Our objective in describing this area of mathematics (called Matrix Algebra or Linear Algebra) is to get to the point of being able to describe mathematically how the structure of a landscape, population, etc. changes through time.
One way to express this is similar to the notion that had for the equation describing exponential growth of a population - N(t)= N(0) exp(-kt). Only this just describes how a single number giving the entire population size of density (numbers of individuals per unit area or per unit volume) changes with time. When we want to describe how a population with structure changes, we need to express how a vector changes with time.

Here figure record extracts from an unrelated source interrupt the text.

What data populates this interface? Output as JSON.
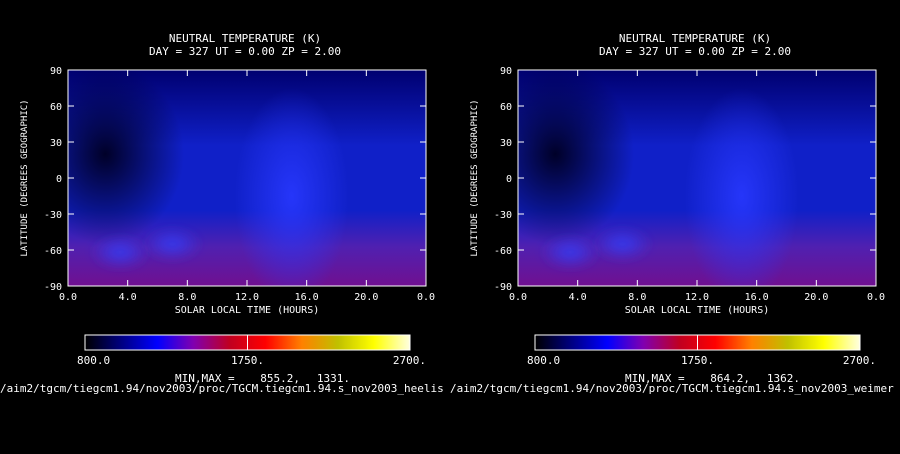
{
  "background_color": "#000000",
  "colormap": [
    "#000000",
    "#000080",
    "#0000ff",
    "#8000b0",
    "#c00020",
    "#ff0000",
    "#ff8000",
    "#c0c000",
    "#ffff00",
    "#ffffe0"
  ],
  "field_colormap": [
    "#000028",
    "#000070",
    "#1020c8",
    "#2838ff",
    "#5020b0",
    "#701090"
  ],
  "chart_data": [
    {
      "type": "heatmap",
      "title": "NEUTRAL TEMPERATURE (K)",
      "subtitle": "DAY = 327   UT =  0.00   ZP =    2.00",
      "xlabel": "SOLAR LOCAL TIME (HOURS)",
      "ylabel": "LATITUDE (DEGREES GEOGRAPHIC)",
      "xticks": [
        "0.0",
        "4.0",
        "8.0",
        "12.0",
        "16.0",
        "20.0",
        "0.0"
      ],
      "yticks": [
        "90",
        "60",
        "30",
        "0",
        "-30",
        "-60",
        "-90"
      ],
      "xlim": [
        0,
        24
      ],
      "ylim": [
        -90,
        90
      ],
      "colorbar": {
        "min_label": "800.0",
        "mid_label": "1750.",
        "max_label": "2700.",
        "range": [
          800,
          2700
        ]
      },
      "minmax_label": "MIN,MAX =",
      "min": "855.2,",
      "max": "1331.",
      "features": {
        "night_min": {
          "x": 2.5,
          "y": 20
        },
        "day_max": {
          "x": 15,
          "y": -15
        },
        "south_lobes": [
          {
            "x": 3.5,
            "y": -62
          },
          {
            "x": 7,
            "y": -55
          }
        ]
      }
    },
    {
      "type": "heatmap",
      "title": "NEUTRAL TEMPERATURE (K)",
      "subtitle": "DAY = 327   UT =  0.00   ZP =    2.00",
      "xlabel": "SOLAR LOCAL TIME (HOURS)",
      "ylabel": "LATITUDE (DEGREES GEOGRAPHIC)",
      "xticks": [
        "0.0",
        "4.0",
        "8.0",
        "12.0",
        "16.0",
        "20.0",
        "0.0"
      ],
      "yticks": [
        "90",
        "60",
        "30",
        "0",
        "-30",
        "-60",
        "-90"
      ],
      "xlim": [
        0,
        24
      ],
      "ylim": [
        -90,
        90
      ],
      "colorbar": {
        "min_label": "800.0",
        "mid_label": "1750.",
        "max_label": "2700.",
        "range": [
          800,
          2700
        ]
      },
      "minmax_label": "MIN,MAX =",
      "min": "864.2,",
      "max": "1362.",
      "features": {
        "night_min": {
          "x": 2.5,
          "y": 20
        },
        "day_max": {
          "x": 15,
          "y": -15
        },
        "south_lobes": [
          {
            "x": 3.5,
            "y": -62
          },
          {
            "x": 7,
            "y": -55
          }
        ]
      }
    }
  ],
  "file_paths": [
    "/aim2/tgcm/tiegcm1.94/nov2003/proc/TGCM.tiegcm1.94.s_nov2003_heelis",
    "/aim2/tgcm/tiegcm1.94/nov2003/proc/TGCM.tiegcm1.94.s_nov2003_weimer"
  ]
}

If this is in discrete periods, say from one year to the next, then we might express how we go from a vector of population structure at time t, N(t) to a vector of population structure at time t+1, N(t+1). (Note that I am using Bold Type here to indicate that we are dealing with a vector or matrix, not a scalar). To be able to do this, we need to learn some basics of matrix manipulations.
Matrix algebra - basic operations
These are described in Section 55 of the text. This includes the definition of an m x n matrix (m rows and n columns), what it means to say that two matrices are equal (the element in a row and column of one matrix is the same as the element in the same row and column of the second matrix, and this holds for all elements), how to add matrices (you can only do this if they are the same size and then you add each element of the first matrix to the corresponding element of the second matrix to get the sum), how to subtract matrices (the same as addition, only you subtract element by element), how to multiply (can only do this if the number of columns of the first matrix is the same as the number of rows of the second matrix), and the basic laws of matrix algebra (the same as standard arithmetic, except that the commutative law doesn't hold in general, so that A B is not the same as B A for two matrices A and B.